Таков Густав, и он полная противоположность мне! Неудивительно, что такие разные личности, как мы, время от времени устраивают перебранки. Но я бы оставил все как есть. Он заботится обо мне, ограждает меня от банальных физических страданий, защищает от опасностей, и самой большой любовью в его созерцательной жизни остаюсь все же я. Я уважаю и почитаю его, хотя иногда — должен признаться — мне это дается нелегко.
После того как Густав подогнал машину под каштаны перед домом (автостоянки Густав никогда не понимал, парковка для него — чистая квантовая физика), мы оба вышли. Пока он, всей внушающей страх тушей воздвигнувшись перед зданием, рассматривал его сверкающими от удовольствия глазами, будто сам построил, я потянул ноздрями воздух.
Затхлая вонь ударила мне в нос как молот. Несмотря на то что дул легкий ветерок, запах разложения вокруг дома был настолько интенсивен, что привел меня в шок. Я молниеносно определил, что этот неприятный запах поднимается не от фундамента здания, а ползет с верхних этажей и готов запустить свои вонючие пальцы в квартиру, в которой нам в будущем суждено если не проживать с достоинством, то просто существовать. Но и там было что-то чужое, таинственное, пожалуй, ужасающее. Даже мне было крайне трудно определить эти едва уловимые запахи, мне, обладателю, признаюсь без ложной скромности, двухсот миллионов обонятельных рецепторов, что и среди моих собратьев говорит об уникальной остроте нюха. Сколько я ни пытался, но все же не смог определить эти особые молекулы. Тогда я обратился за помощью к старому доброму Я-органу и вдохнул как можно интенсивнее.
Это принесло желаемый результат. Теперь я обнаружил, что среди гнилостной вони нашего нового жилища скрывается еще и самостоятельный запах. Он не был естественного происхождения, и мне потребовалось некоторое время, чтобы классифицировать его. Наконец до меня дошло: это был смешанный запах различных химикатов.
Хотя я все еще не имел ни малейшего понятия, какой конкретно специфический запах излучает этот замок с привидениями, но по крайней мере была установлена связь с синтетическими субстанциями. Каждому знаком запах, который стоит в больнице или аптеке. То же распознали мои чуткие ноздри среди отвратительного запаха плесени этого дома-развалины, когда, еще не догадываясь о тех ужасах, которые мне предстоит испытать, я стоял на тротуаре рядом с моим сияющим от радости другом.
Густав обстоятельно шарил в кармане своих брюк, пока наконец как фокусник не извлек потертое металлическое кольцо, на котором висела связка ключей. Он просунул в кольцо толстый, будто сосиска, указательный палец, поднял бряцающие ключи немного вверх и наклонился ко мне. Другой рукой он ласково потрепал меня по голове и начал издавать радостные клокочущие звуки. Предполагаю, он пытался произнести одну из тех многообещающих речей, которые обычно говорит жених невесте, прежде чем перенести ее через порог, при этом он постоянно бряцал ключами в руке и указывал на нижний этаж, чтобы объяснить мне взаимосвязь между ключом и квартирой. Любезный Густав, у него было очарование Оливера Харди и педагогический талант кузнеца!

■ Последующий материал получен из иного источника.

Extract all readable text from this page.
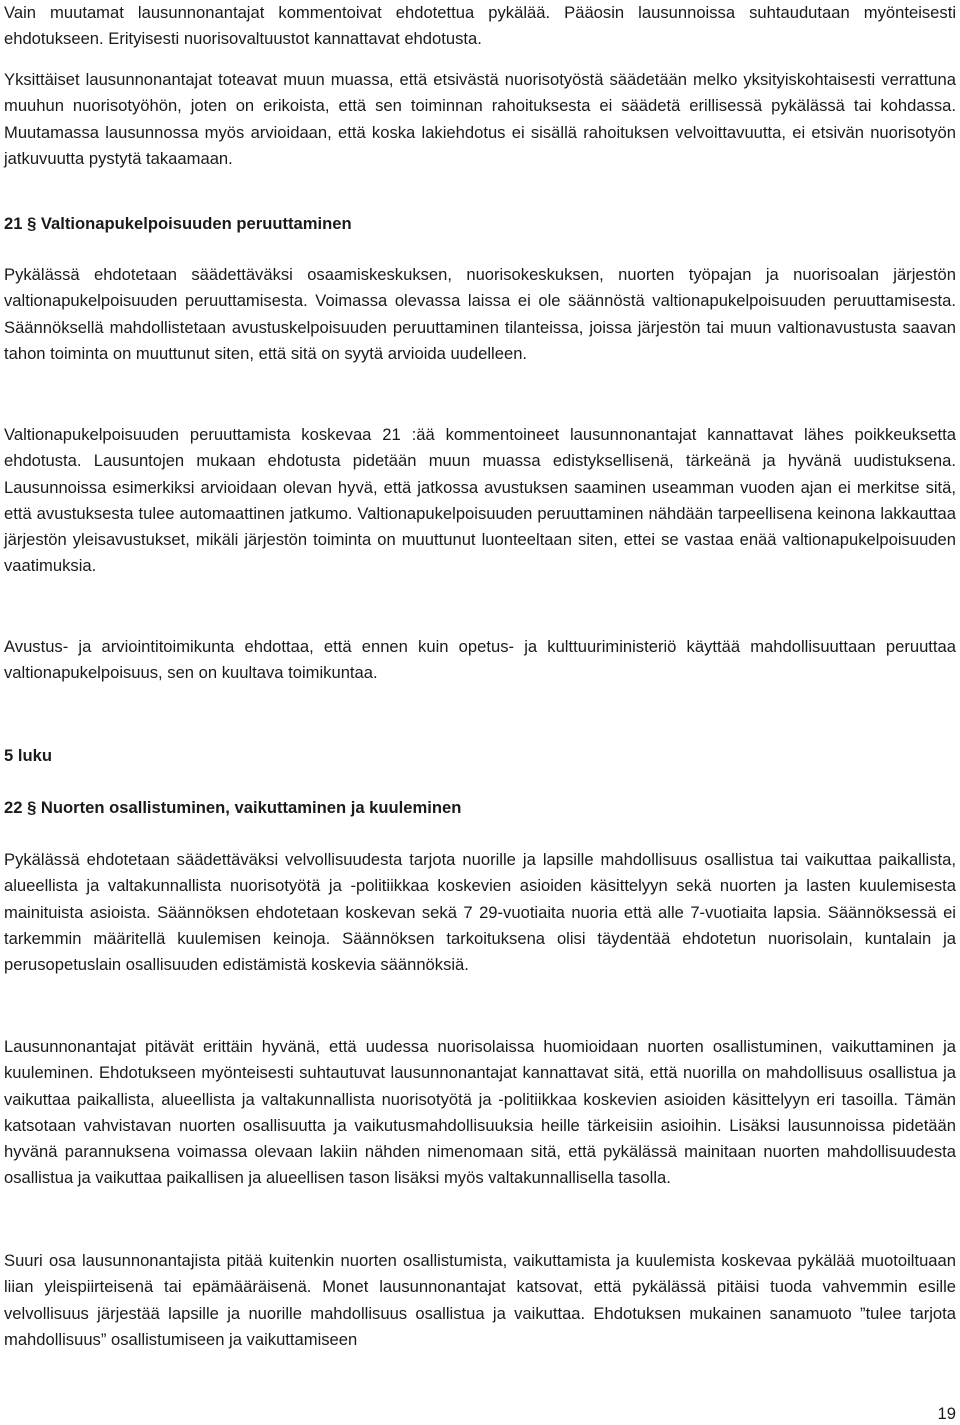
Vain muutamat lausunnonantajat kommentoivat ehdotettua pykälää. Pääosin lausunnoissa suhtaudutaan myönteisesti ehdotukseen. Erityisesti nuorisovaltuustot kannattavat ehdotusta.

Yksittäiset lausunnonantajat toteavat muun muassa, että etsivästä nuorisotyöstä säädetään melko yksityiskohtaisesti verrattuna muuhun nuorisotyöhön, joten on erikoista, että sen toiminnan rahoituksesta ei säädetä erillisessä pykälässä tai kohdassa. Muutamassa lausunnossa myös arvioidaan, että koska lakiehdotus ei sisällä rahoituksen velvoittavuutta, ei etsivän nuorisotyön jatkuvuutta pystytä takaamaan.

21 § Valtionapukelpoisuuden peruuttaminen

Pykälässä ehdotetaan säädettäväksi osaamiskeskuksen, nuorisokeskuksen, nuorten työpajan ja nuorisoalan järjestön valtionapukelpoisuuden peruuttamisesta. Voimassa olevassa laissa ei ole säännöstä valtionapukelpoisuuden peruuttamisesta. Säännöksellä mahdollistetaan avustuskelpoisuuden peruuttaminen tilanteissa, joissa järjestön tai muun valtionavustusta saavan tahon toiminta on muuttunut siten, että sitä on syytä arvioida uudelleen.

Valtionapukelpoisuuden peruuttamista koskevaa 21 :ää kommentoineet lausunnonantajat kannattavat lähes poikkeuksetta ehdotusta. Lausuntojen mukaan ehdotusta pidetään muun muassa edistyksellisenä, tärkeänä ja hyvänä uudistuksena. Lausunnoissa esimerkiksi arvioidaan olevan hyvä, että jatkossa avustuksen saaminen useamman vuoden ajan ei merkitse sitä, että avustuksesta tulee automaattinen jatkumo. Valtionapukelpoisuuden peruuttaminen nähdään tarpeellisena keinona lakkauttaa järjestön yleisavustukset, mikäli järjestön toiminta on muuttunut luonteeltaan siten, ettei se vastaa enää valtionapukelpoisuuden vaatimuksia.

Avustus- ja arviointitoimikunta ehdottaa, että ennen kuin opetus- ja kulttuuriministeriö käyttää mahdollisuuttaan peruuttaa valtionapukelpoisuus, sen on kuultava toimikuntaa.

5 luku
22 § Nuorten osallistuminen, vaikuttaminen ja kuuleminen

Pykälässä ehdotetaan säädettäväksi velvollisuudesta tarjota nuorille ja lapsille mahdollisuus osallistua tai vaikuttaa paikallista, alueellista ja valtakunnallista nuorisotyötä ja -politiikkaa koskevien asioiden käsittelyyn sekä nuorten ja lasten kuulemisesta mainituista asioista. Säännöksen ehdotetaan koskevan sekä 7 29-vuotiaita nuoria että alle 7-vuotiaita lapsia. Säännöksessä ei tarkemmin määritellä kuulemisen keinoja. Säännöksen tarkoituksena olisi täydentää ehdotetun nuorisolain, kuntalain ja perusopetuslain osallisuuden edistämistä koskevia säännöksiä.

Lausunnonantajat pitävät erittäin hyvänä, että uudessa nuorisolaissa huomioidaan nuorten osallistuminen, vaikuttaminen ja kuuleminen. Ehdotukseen myönteisesti suhtautuvat lausunnonantajat kannattavat sitä, että nuorilla on mahdollisuus osallistua ja vaikuttaa paikallista, alueellista ja valtakunnallista nuorisotyötä ja -politiikkaa koskevien asioiden käsittelyyn eri tasoilla. Tämän katsotaan vahvistavan nuorten osallisuutta ja vaikutusmahdollisuuksia heille tärkeisiin asioihin. Lisäksi lausunnoissa pidetään hyvänä parannuksena voimassa olevaan lakiin nähden nimenomaan sitä, että pykälässä mainitaan nuorten mahdollisuudesta osallistua ja vaikuttaa paikallisen ja alueellisen tason lisäksi myös valtakunnallisella tasolla.

Suuri osa lausunnonantajista pitää kuitenkin nuorten osallistumista, vaikuttamista ja kuulemista koskevaa pykälää muotoiltuaan liian yleispiirteisenä tai epämääräisenä. Monet lausunnonantajat katsovat, että pykälässä pitäisi tuoda vahvemmin esille velvollisuus järjestää lapsille ja nuorille mahdollisuus osallistua ja vaikuttaa. Ehdotuksen mukainen sanamuoto ”tulee tarjota mahdollisuus” osallistumiseen ja vaikuttamiseen

19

Друг словно отгадал мои мысли, и милая понимающая улыбка пробежала по его лицу. Но прежде чем он все же сумел решиться действительно перенести меня через порог, я проскочил между его рук к низкой парадной лестнице. Пока я с опаской взбирался по шатким ступеням, усыпанным пожухлой осенней листвой, мой взгляд упал на светлый прямоугольник на кирпичной стене рядом с дверным косяком. К стене его прикрепили четырьмя шурупами, давно проржавевшими. Их шляпки были сорваны. Это выглядело так, будто табличку вырвали со скоростью молнии. Я предположил, что здесь раньше находился кабинет частного врача или лаборатория, — это объяснило бы едва уловимые запахи химикатов.
Вдруг меня отвлекли от гениального потока размышлений. Потому что, едва я очутился перед своей будущей дверью, направив взгляд на отсутствующую табличку практики доктора Франкенштейна, в нос мне ударил другой запах, впрочем, очень знакомый. Из-за незнания правил территориальных отношений в этом районе мой сородич нагло оставил свою навязчивую визитную карточку на дверном косяке. Так как теперь с моим переездом все имущественные отношения должны были быть урегулированы, я, конечно, не лишил себя удовольствия поставить новую подпись поверх его. Я развернулся на сто восемьдесят градусов, сконцентрировался, насколько это было возможно, и выложил всю информацию о себе.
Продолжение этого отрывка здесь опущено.